Thursday, March 5, 2009

Kepler telescope

I don't have a wife or kids but I do have a brother, Peter M. Shearer . He contributes the following:

Let’s hope that tomorrow’s planned launch of NASA’s Kepler Telescope to search for Earth-sized planets is more successful than the crash of their CO2 sensing satellite last month. The Kepler mission will continuously monitor the brightness of over 100,000 stars to detect subtle dimming events caused by transiting planets. Given the small size of many planets and their likely orbits, such events will be rare (don’t miss the 2012 transit of Venus---this won’t happen again until 2117), but if all stars have Earth-like planets, Kepler should detect about 500 of them.

One thing I’ve noticed is that most people seem to want there to be other Earths out there. For example, from the March 2 NYT article on the Kepler mission:

When a reporter departed from journalistic objectivity to venture a hope that other Earths are out there, Dr. Fanson happily joined in. “I hope the answer is yes,” he said. “I hope the universe is teeming with planets like Earth.”

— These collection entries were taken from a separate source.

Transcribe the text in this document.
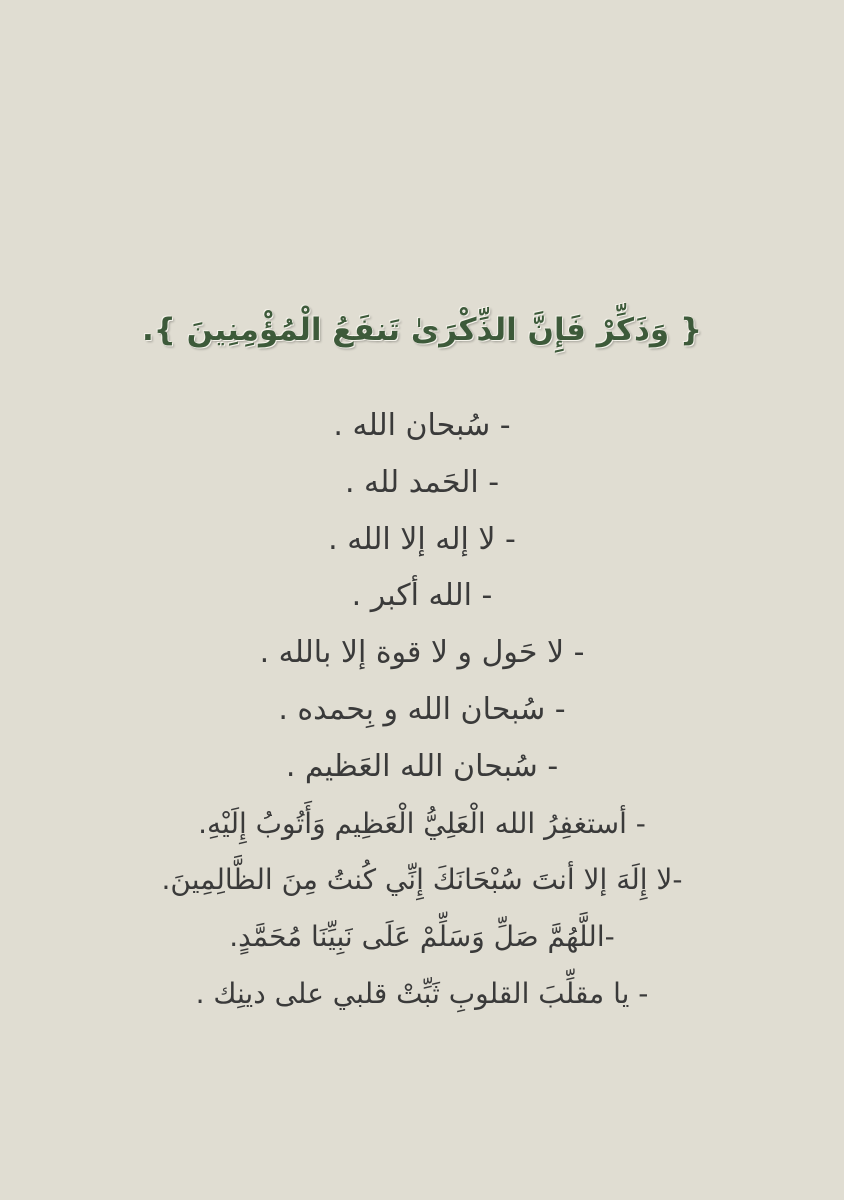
{ وَذَكِّرْ فَإِنَّ الذِّكْرَىٰ تَنفَعُ الْمُؤْمِنِينَ }.
- سُبحان الله .
- الحَمد لله .
- لا إله إلا الله .
- الله أكبر .
- لا حَول و لا قوة إلا بالله .
- سُبحان الله و بِحمده .
- سُبحان الله العَظيم .
- أستغفِرُ الله الْعَلِيُّ الْعَظِيم وَأَتُوبُ إِلَيْهِ.
-لا إِلَهَ إلا أنتَ سُبْحَانَكَ إِنِّي كُنتُ مِنَ الظَّالِمِينَ.
-اللَّهُمَّ صَلِّ وَسَلِّمْ عَلَى نَبِيِّنَا مُحَمَّدٍ.
- يا مقلِّبَ القلوبِ ثَبِّتْ قلبي على دينِك .
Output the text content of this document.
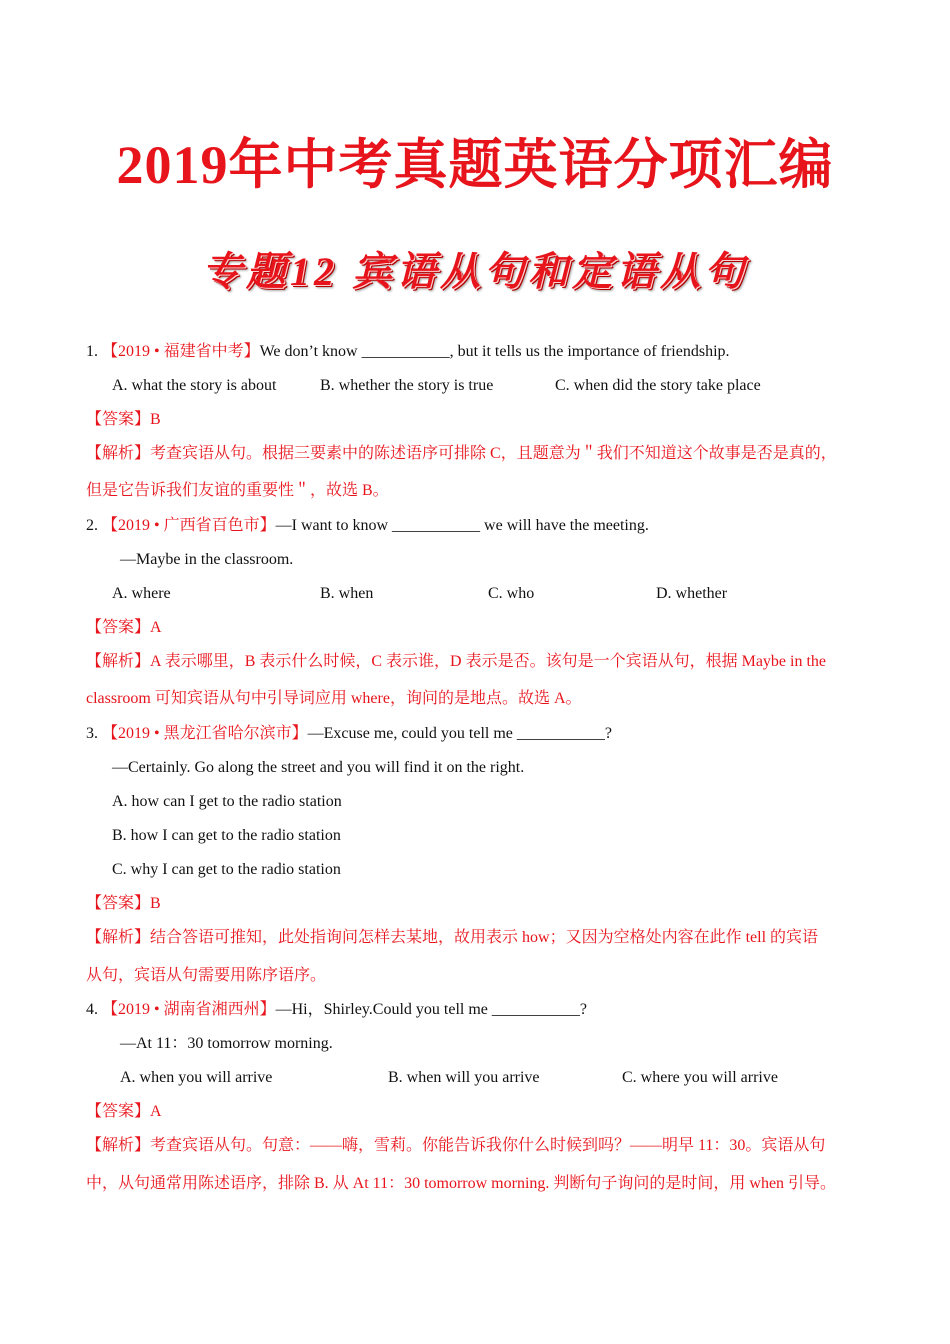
2019年中考真题英语分项汇编
专题12 宾语从句和定语从句
1. 【2019 • 福建省中考】We don’t know ___________, but it tells us the importance of friendship.
A. what the story is about	B. whether the story is true	C. when did the story take place
【答案】B
【解析】考查宾语从句。根据三要素中的陈述语序可排除 C，且题意为＂我们不知道这个故事是否是真的，
但是它告诉我们友谊的重要性＂，故选 B。
2. 【2019 • 广西省百色市】—I want to know ___________ we will have the meeting.
—Maybe in the classroom.
A. where	B. when	C. who	D. whether
【答案】A
【解析】A 表示哪里，B 表示什么时候，C 表示谁，D 表示是否。该句是一个宾语从句，根据 Maybe in the
classroom 可知宾语从句中引导词应用 where，询问的是地点。故选 A。
3. 【2019 • 黑龙江省哈尔滨市】—Excuse me, could you tell me ___________?
—Certainly. Go along the street and you will find it on the right.
A. how can I get to the radio station
B. how I can get to the radio station
C. why I can get to the radio station
【答案】B
【解析】结合答语可推知，此处指询问怎样去某地，故用表示 how；又因为空格处内容在此作 tell 的宾语
从句，宾语从句需要用陈序语序。
4. 【2019 • 湖南省湘西州】—Hi，Shirley.Could you tell me ___________?
—At 11：30 tomorrow morning.
A. when you will arrive	B. when will you arrive	C. where you will arrive
【答案】A
【解析】考查宾语从句。句意：——嗨，雪莉。你能告诉我你什么时候到吗？——明早 11：30。宾语从句
中，从句通常用陈述语序，排除 B. 从 At 11：30 tomorrow morning. 判断句子询问的是时间，用 when 引导。
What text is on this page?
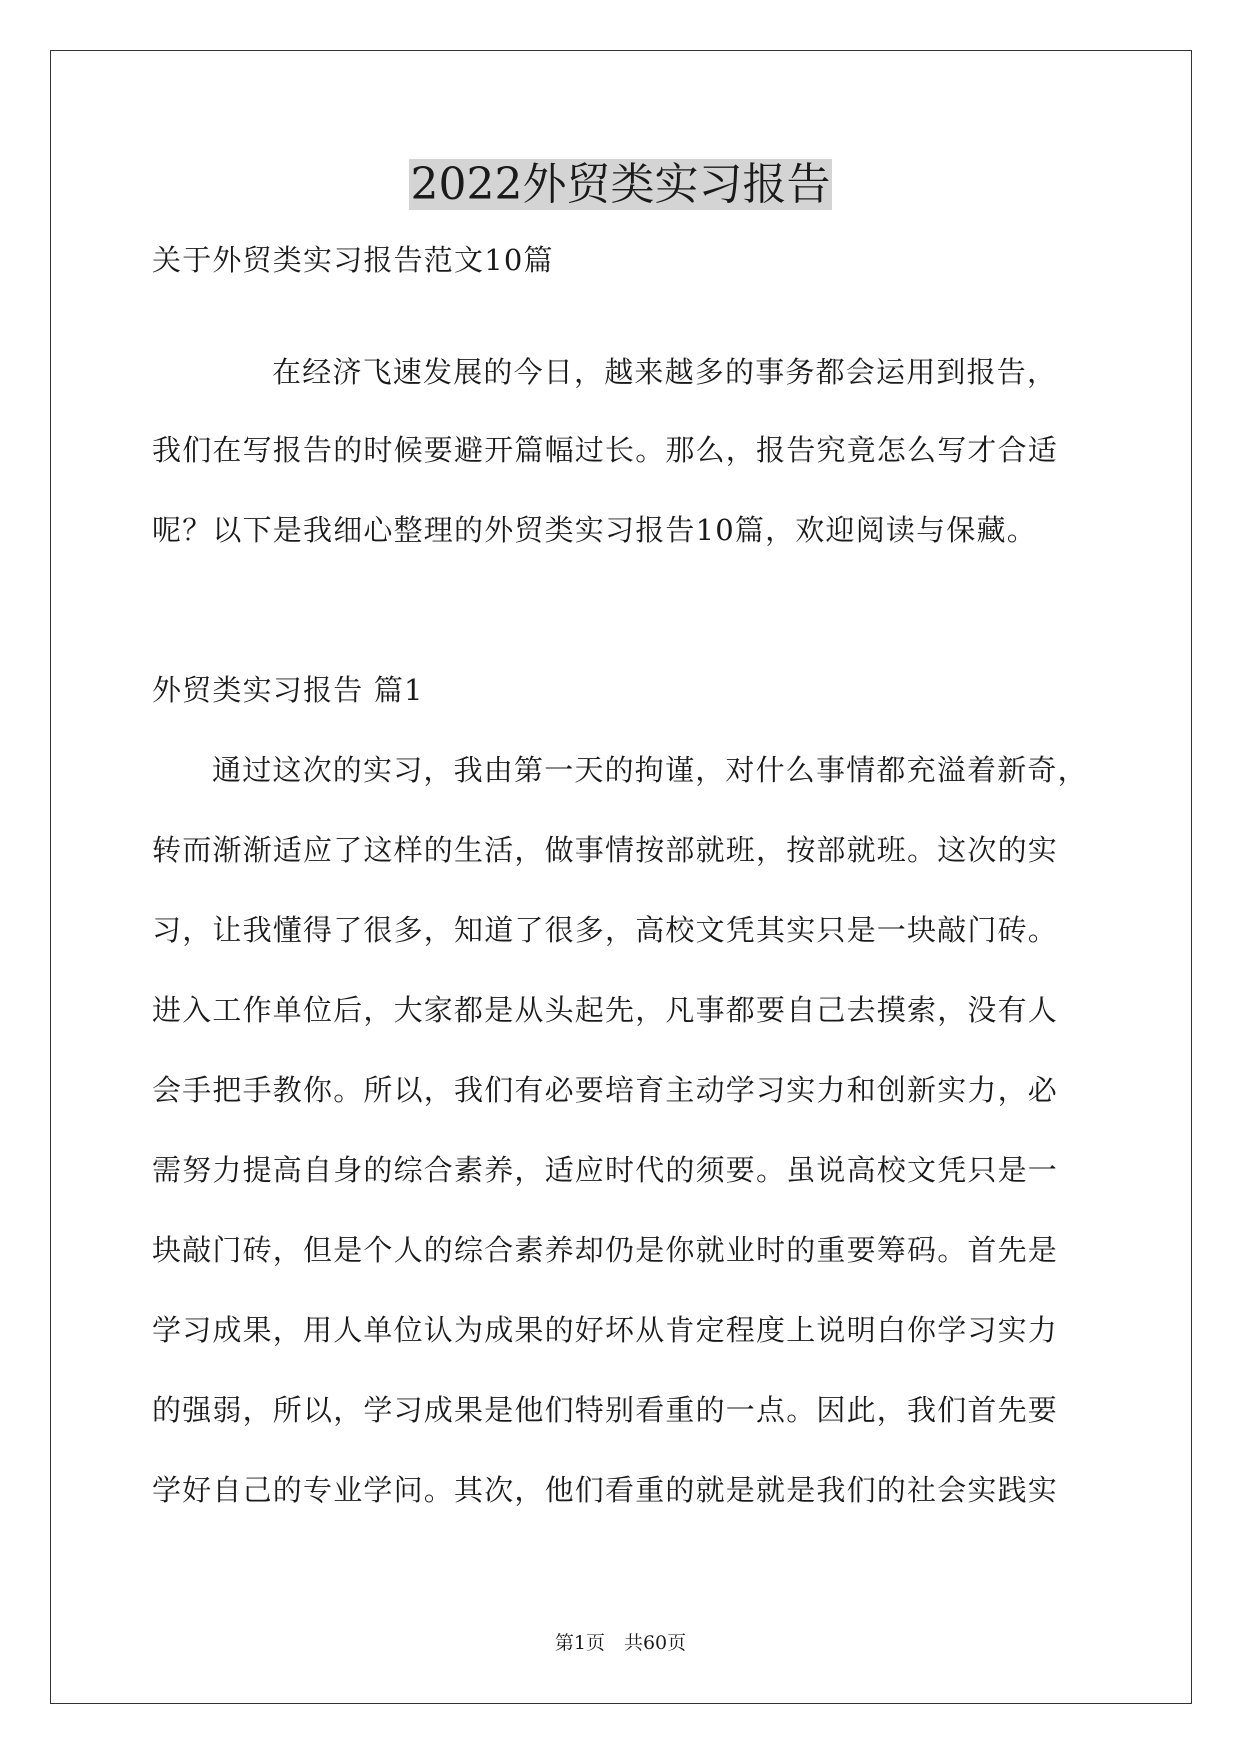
2022外贸类实习报告
关于外贸类实习报告范文10篇
在经济飞速发展的今日，越来越多的事务都会运用到报告，
我们在写报告的时候要避开篇幅过长。那么，报告究竟怎么写才合适
呢？以下是我细心整理的外贸类实习报告10篇，欢迎阅读与保藏。
外贸类实习报告 篇1
通过这次的实习，我由第一天的拘谨，对什么事情都充溢着新奇，
转而渐渐适应了这样的生活，做事情按部就班，按部就班。这次的实
习，让我懂得了很多，知道了很多，高校文凭其实只是一块敲门砖。
进入工作单位后，大家都是从头起先，凡事都要自己去摸索，没有人
会手把手教你。所以，我们有必要培育主动学习实力和创新实力，必
需努力提高自身的综合素养，适应时代的须要。虽说高校文凭只是一
块敲门砖，但是个人的综合素养却仍是你就业时的重要筹码。首先是
学习成果，用人单位认为成果的好坏从肯定程度上说明白你学习实力
的强弱，所以，学习成果是他们特别看重的一点。因此，我们首先要
学好自己的专业学问。其次，他们看重的就是就是我们的社会实践实
第1页　共60页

It’s exciting to think about other Earths. But is it rational to hope they exist? To be truly Earth-like and potentially habitable they would need to have oxygen-rich atmospheres, which implies that they already have life. The record of what happens when isolated biospheres come into contact with each other is not a happy one for at least one of the two life systems. But the public and many scientists seem to yearn to find life on other planets, and are disappointed when experiments fail to detect it, as in the classic Onion headline “Mean Scientists Dash Hope of Life On Mars.”